Citadel traded 4.5x its normal daily volume on June 24, increasing its market share on a number of trading platforms, according to Kimmel. Other non-banks also claim to have seen a surge during the volatility, with Chicago-based Jump Trading making the biggest contribution to a record day on the FastMatch platform, according to Sam Tegel, the firm’s head of liquidity strategy.

Tegel said: “FastMatch’s technology and transparent market data supported orderly market behaviour on a day with tremendous activity. We are pleased that they were able to demonstrate the price discovery and risk transfer benefits of their platform on such an important day in the markets.”

Non-banks are likely to use the Brexit experience as proof of their increased influence in the forex market, claiming that liquidity could have been much less reliable without their contribution.

Citadel’s Kimmel said: “There was a misperception among some in the marketplace that non-bank liquidity providers would not support the market during times of stress, but the pricing on Brexit day made it clear that this was a myth.

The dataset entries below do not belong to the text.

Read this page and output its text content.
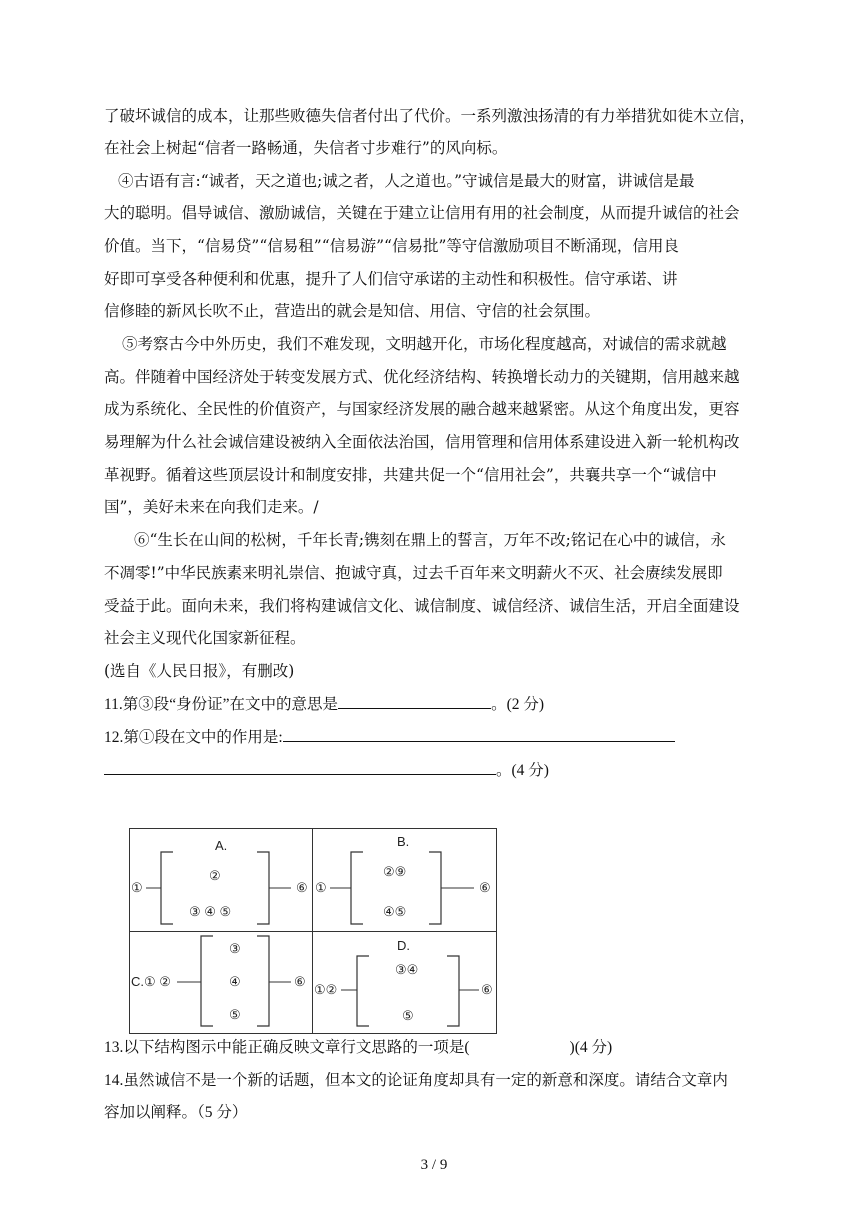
了破坏诚信的成本，让那些败德失信者付出了代价。一系列激浊扬清的有力举措犹如徙木立信，
在社会上树起“信者一路畅通，失信者寸步难行”的风向标。
④古语有言:“诚者，天之道也;诚之者，人之道也。”守诚信是最大的财富，讲诚信是最
大的聪明。倡导诚信、激励诚信，关键在于建立让信用有用的社会制度，从而提升诚信的社会
价值。当下，“信易贷”“信易租”“信易游”“信易批”等守信激励项目不断涌现，信用良
好即可享受各种便利和优惠，提升了人们信守承诺的主动性和积极性。信守承诺、讲
信修睦的新风长吹不止，营造出的就会是知信、用信、守信的社会氛围。
⑤考察古今中外历史，我们不难发现，文明越开化，市场化程度越高，对诚信的需求就越
高。伴随着中国经济处于转变发展方式、优化经济结构、转换增长动力的关键期，信用越来越
成为系统化、全民性的价值资产，与国家经济发展的融合越来越紧密。从这个角度出发，更容
易理解为什么社会诚信建设被纳入全面依法治国，信用管理和信用体系建设进入新一轮机构改
革视野。循着这些顶层设计和制度安排，共建共促一个“信用社会”，共襄共享一个“诚信中
国”，美好未来在向我们走来。/
⑥“生长在山间的松树，千年长青;镌刻在鼎上的誓言，万年不改;铭记在心中的诚信，永
不凋零!”中华民族素来明礼崇信、抱诚守真，过去千百年来文明薪火不灭、社会赓续发展即
受益于此。面向未来，我们将构建诚信文化、诚信制度、诚信经济、诚信生活，开启全面建设
社会主义现代化国家新征程。
(选自《人民日报》，有删改)
11.第③段“身份证”在文中的意思是	。(2 分)
12.第①段在文中的作用是:
。(4 分)
A.
①	⑥
②
③ ④ ⑤
B.
①	⑥
②⑨
④⑤
C.① ②	⑥
③
④
⑤
D.
①②	⑥
③④
⑤
13.以下结构图示中能正确反映文章行文思路的一项是(	)(4 分)
14.虽然诚信不是一个新的话题，但本文的论证角度却具有一定的新意和深度。请结合文章内
容加以阐释。（5 分）
3 / 9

Citadel Securities remained in the markets throughout the volatility and performed very well, capturing substantial market share with many clients.”

FastMatch traded $ 39.8 billion on June 24; its busiest day since the platform launched in 2012 and more than triple its average daily volume for 2016. Meanwhile Thomson Reuters saw spot trading volume on its platforms rise to $ 258 billion, nearly triple its average daily volume in May 2016. While its systems performed as planned, the company reported some temporary widening of spreads, which is indicative of liquidity providers stepping back from the market by pricing less competitively.

The Hotspot platform, which was acquired by Bats Global Markets in 2015, traded $ 59.5 billion on June 23 – its second busiest day on record.

The FX industry may have navigated the Brexit volatility in better shape than it did the shock of January 2015 when the Swiss National Bank dropped its attempt to hold its currency against the euro, which left several banks and retail brokers nursing heavy losses. On June 24, trading platforms reported some spread widening, but the effects were temporary and concentrated mainly around the short periods of volatility as the results of the referendum were reported.

Goodbody said: “We had a lot of dialogue with bank and non-bank liquidity providers prior to the vote and some confirmed that they would be dialling back on platforms and pricing in general until they had a sense of what was going on.”

Three top liquidity providing banks in FX – Citi, JP Morgan and UBS – declined to comment for this story. Though JP Morgan said it traded more as much as four times normal volumes on its Asia FX platform and at no point stopped provisioning liquidity to clients, according to reports in The Wall Street Journal.

But Hotspot is not the only platform to have been told by banks ahead of the referendum that they might scale back liquidity provision, depending on the outcome and market conditions.

Darryl Hooker, co-head of EBS Brokertec Markets, said: “A number of banks had warned us that they might have to widen their quotes or temporarily stop pricing and we did see some of that liquidity thinning during the periods of peak volatility on Friday morning, but it was generally a much more controlled event than January 2015.”